Farnborough’s runway grew in his windscreen. It was time to extend the landing skid.

At first he thought he was flying through thin cloud. Then he realized that the smoky wisps were inside the cockpit and seemed to be emanating from the floor. He looked past the cumbersome asbestos suit and felt the hair rise on the back of his neck as he saw the source of the trouble.

He called up the tower.

“Sunflower, I’ve got a big problem. The T-Stoff tank appears to have ruptured inside the cockpit.”

“Say again, Kingfisher.”

Kruze cursed. “I’ve got a split fuel tank dammit, but I’m coming into land. Alert the crash trucks.”

Before the youthful officer in the tower could respond, Marlowe cut in on the RT.

“Kruze, don’t be a bloody fool. You’ve got plenty of height. Bale out now. Forget bringing the 163 in, that fuel will eat through you in a second if you get a serious leak in there.”

Kruze could now see the tiny pinprick hole in the starboard tank where the fuel was spilling onto the floor of the cockpit. He watched, half fascinated, half in horror as the hydrogen peroxide began to eat through the rubber cover at the base of the control column, sending noxious contrails spiralling up against the clear canopy. Even beneath goggles, his eyes began to run as the vapour worked its way through the tiny gaps between the glass and the frame.

He looked around for an extinguisher, but couldn’t see one. It was quite useless anyway. Once the chemicals started to eat their way into the aircraft, nothing could stop them except hundreds of gallons of water.

He estimated that he was about one mile down range of the runway now, at an altitude of a thousand feet.
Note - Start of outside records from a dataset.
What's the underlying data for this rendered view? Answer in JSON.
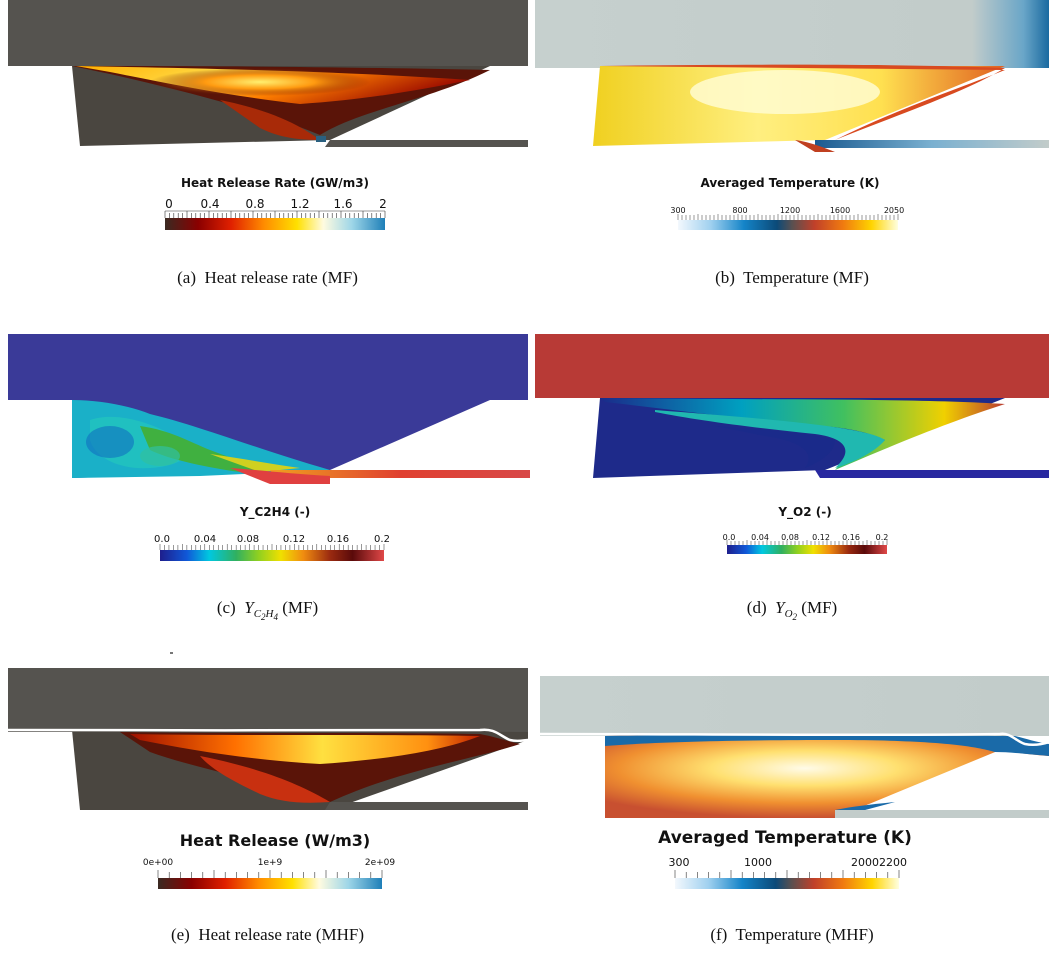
{
  "panels": [
    {
      "id": "a",
      "bar_title": "Heat Release Rate (GW/m3)",
      "ticks": [
        "0",
        "0.4",
        "0.8",
        "1.2",
        "1.6",
        "2"
      ],
      "caption_label": "(a)",
      "caption_text": "Heat release rate (MF)",
      "colormap": [
        "#3a2a22",
        "#8a0000",
        "#e02000",
        "#ff8c00",
        "#ffe000",
        "#fffbe0",
        "#9ed6e8",
        "#1e7fb8"
      ]
    },
    {
      "id": "b",
      "bar_title": "Averaged Temperature (K)",
      "ticks": [
        "300",
        "800",
        "1200",
        "1600",
        "2050"
      ],
      "caption_label": "(b)",
      "caption_text": "Temperature (MF)",
      "colormap": [
        "#f3f8fd",
        "#9fd0ef",
        "#1484c8",
        "#0c4a78",
        "#5a5050",
        "#c0402a",
        "#f07a10",
        "#ffd400",
        "#ffffe0"
      ]
    },
    {
      "id": "c",
      "bar_title": "Y_C2H4 (-)",
      "ticks": [
        "0.0",
        "0.04",
        "0.08",
        "0.12",
        "0.16",
        "0.2"
      ],
      "caption_label": "(c)",
      "caption_var": "Y",
      "caption_sub": "C",
      "caption_sub2": "2",
      "caption_sub3": "H",
      "caption_sub4": "4",
      "caption_text": "(MF)",
      "colormap": [
        "#1e1e8c",
        "#1058d8",
        "#00c8e0",
        "#30b060",
        "#90d020",
        "#f0e000",
        "#f08c10",
        "#9a2a10",
        "#5a0a0a",
        "#e04848"
      ]
    },
    {
      "id": "d",
      "bar_title": "Y_O2 (-)",
      "ticks": [
        "0.0",
        "0.04",
        "0.08",
        "0.12",
        "0.16",
        "0.2"
      ],
      "caption_label": "(d)",
      "caption_var": "Y",
      "caption_sub": "O",
      "caption_sub2": "2",
      "caption_text": "(MF)",
      "colormap": [
        "#1e1e8c",
        "#1058d8",
        "#00c8e0",
        "#30b060",
        "#90d020",
        "#f0e000",
        "#f08c10",
        "#9a2a10",
        "#5a0a0a",
        "#e04848"
      ]
    },
    {
      "id": "e",
      "bar_title": "Heat Release (W/m3)",
      "ticks": [
        "0e+00",
        "1e+9",
        "2e+09"
      ],
      "caption_label": "(e)",
      "caption_text": "Heat release rate (MHF)",
      "colormap": [
        "#3a2a22",
        "#8a0000",
        "#e02000",
        "#ff8c00",
        "#ffe000",
        "#fffbe0",
        "#9ed6e8",
        "#1e7fb8"
      ]
    },
    {
      "id": "f",
      "bar_title": "Averaged Temperature (K)",
      "ticks": [
        "300",
        "1000",
        "20002200"
      ],
      "caption_label": "(f)",
      "caption_text": "Temperature (MHF)",
      "colormap": [
        "#f3f8fd",
        "#9fd0ef",
        "#1484c8",
        "#0c4a78",
        "#5a5050",
        "#c0402a",
        "#f07a10",
        "#ffd400",
        "#ffffe0"
      ]
    }
  ]
}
Fifty feet to his left, Marlowe could scarcely see the hunched figure of Kruze for the swirling fumes inside the cockpit. He yelled another warning.

Kruze heard but ignored the desperate pleas. He disconnected the lead that ran from his headset to the instrument panel. The silence enabled him to concentrate on his dials and his badly obscured view of the runway. He looked down quickly and saw the colourless liquid seeping from the widening hole in the tank in little spurts, like blood pumped from a severed vein. T-Stoff sloshed around the floor of the cockpit. It had completely dissolved the rubber where the joystick met the floor and Kruze imagined it eating through the linkages that ran from the bottom of the control column to the hydraulic lines leading to the control surfaces. Once those were damaged he’d lose all control, the 163 would peel away and hit the ground. If that happens, may it be instantaneous, he thought. Anything but a slow death in the acid bath that surrounded him.
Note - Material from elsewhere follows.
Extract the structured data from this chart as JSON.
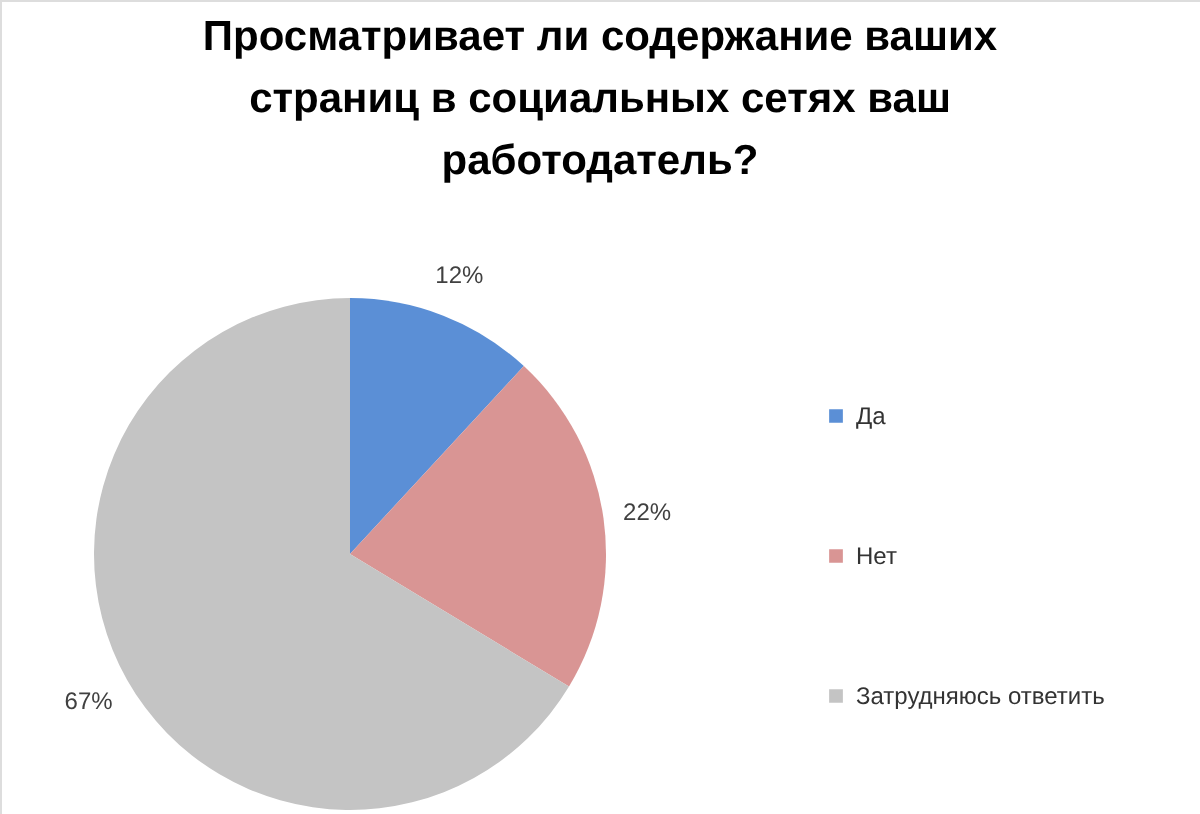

He was down to a few hundred feet. If he had wanted to bale out, now it was too late.

Concentrate. You’re committed now a hundred per cent. There’s no going back.

He looked for the flap selector lever, remembering that it was somewhere near his left leg. The flaps deployed, but the aircraft felt as if it had barely slowed. It was hurtling for the runway at over 200 mph.
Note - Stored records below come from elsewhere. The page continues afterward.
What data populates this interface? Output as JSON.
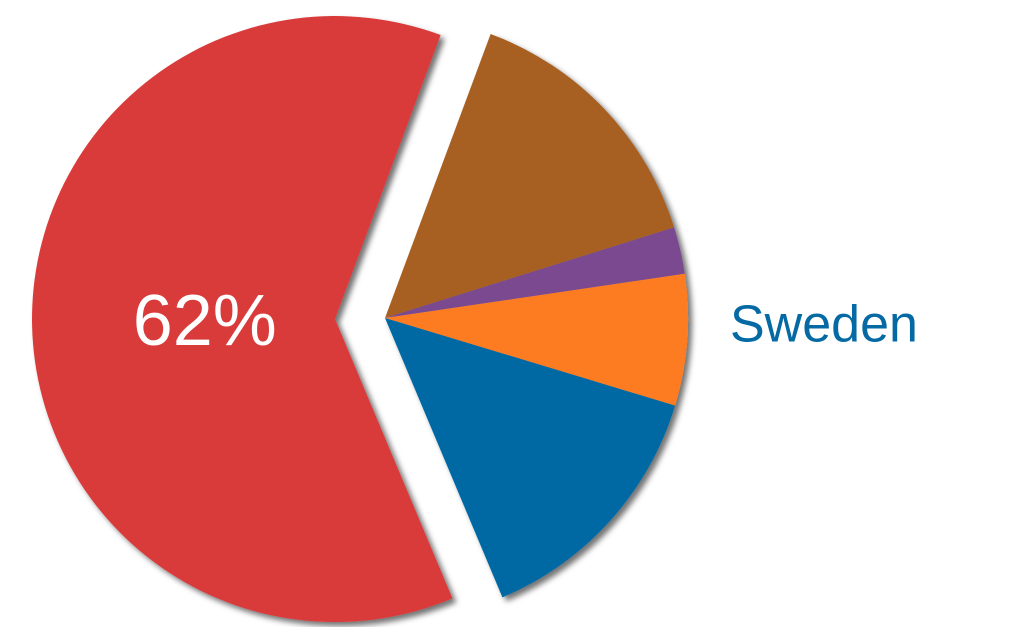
{
  "chart_data": {
    "type": "pie",
    "categories": [
      null,
      null,
      null,
      "Sweden",
      null
    ],
    "values": [
      14.5,
      2.5,
      7,
      14,
      62
    ],
    "value_labels": [
      null,
      null,
      null,
      null,
      "62%"
    ],
    "colors": [
      "#a86121",
      "#7a4a8f",
      "#fd7b22",
      "#0569a4",
      "#d93a3b"
    ],
    "explode": [
      false,
      false,
      false,
      false,
      true
    ]
  }
}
It was then that he saw the quick-dump lever for the fuel. How could he have been so bloody stupid? He pulled the handle hard and felt the aircraft buck as the remaining pounds of the lethal T-Stoff fell away harmlessly, evaporating over the Hampshire countryside. He kept his heels at the top of the rudder bars, avoiding the fuel that still glistened on the floor.

He crossed over the airfield perimeter fence at over 170 mph. He couldn’t get the bitch to slow down any more than that.

The Komet banged the runway hard, spraying the hydrogen peroxide all over the cockpit. Horrified, Kruze saw parts of the Perspex canopy begin to dissolve. Vapour hissed from his suit where the acid tried to eat through the asbestos. He prayed that the aircraft would not flip onto its back.

He pulled the emergency canopy release cord while the Komet was still bumping along the runway. The slipstream tore it off the fuselage and it skidded across the concrete, coming to rest on the grass perimeter, where the T-Stoff carried on gnawing great holes in the Perspex.